If I were running a country with designs to attack the USA, I would simply build ten thousand low-tech drones at a $¼ million apiece and laugh as the F-35 jet jockeys tried to figure out how to slow their steeds down enough to battle 30 or 40 drones at a time, with only a few missiles to fire and not enough cannon rounds to down more than a drone or two..

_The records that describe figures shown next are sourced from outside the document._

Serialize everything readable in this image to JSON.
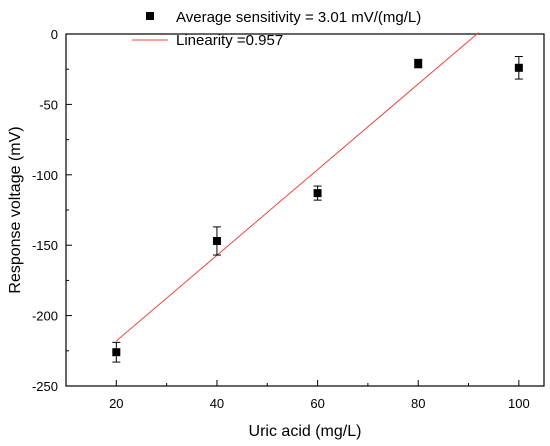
{
  "chart_data": {
    "type": "scatter",
    "title": "",
    "xlabel": "Uric acid (mg/L)",
    "ylabel": "Response voltage (mV)",
    "xlim": [
      10,
      105
    ],
    "ylim": [
      -250,
      0
    ],
    "x_ticks": [
      20,
      40,
      60,
      80,
      100
    ],
    "y_ticks": [
      0,
      -50,
      -100,
      -150,
      -200,
      -250
    ],
    "grid": false,
    "legend_position": "top",
    "series": [
      {
        "name": "Average sensitivity = 3.01 mV/(mg/L)",
        "kind": "points-with-error-bars",
        "marker": "square",
        "color": "#000000",
        "x": [
          20,
          40,
          60,
          80,
          100
        ],
        "y": [
          -226,
          -147,
          -113,
          -21,
          -24
        ],
        "err": [
          7,
          10,
          5,
          3,
          8
        ]
      },
      {
        "name": "Linearity =0.957",
        "kind": "fit-line",
        "color": "#e8463a",
        "x": [
          20,
          92
        ],
        "y": [
          -218,
          1
        ]
      }
    ]
  }
}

The B-1, B-2, B-3 bombers got billions in funding, but it's the good old low-tech B-52 that warriors turn to for bomber support. A new F-18 will dance circles around the F-35 at a quarter of the price . . .
Aug 5, 2013 6:13AM
Way to go. Spend trillions on this new jet and then some jerk decides to kill the project.  Wonder how many got kickbacks on this  in the first place. Probably obama got his share since he was broke and now it is reported he is worth 13 billion. I guess with all of us paying for their vacations they have a lot of extra cash.
Aug 5, 2013 4:44AM

It's planes and techno like this that have given the US the edge for years. Just like NASA and the race to the moon created more off shoot techno that created more jobs than we could have ever imagined.

Microwave ovens, florescent light, transistors, WD-40, Kevlar, and many alloys to name a few. We are losing our edge in all techno as Obama guts the military. There are side effects of everything. I think this is one we don't want to gamble with.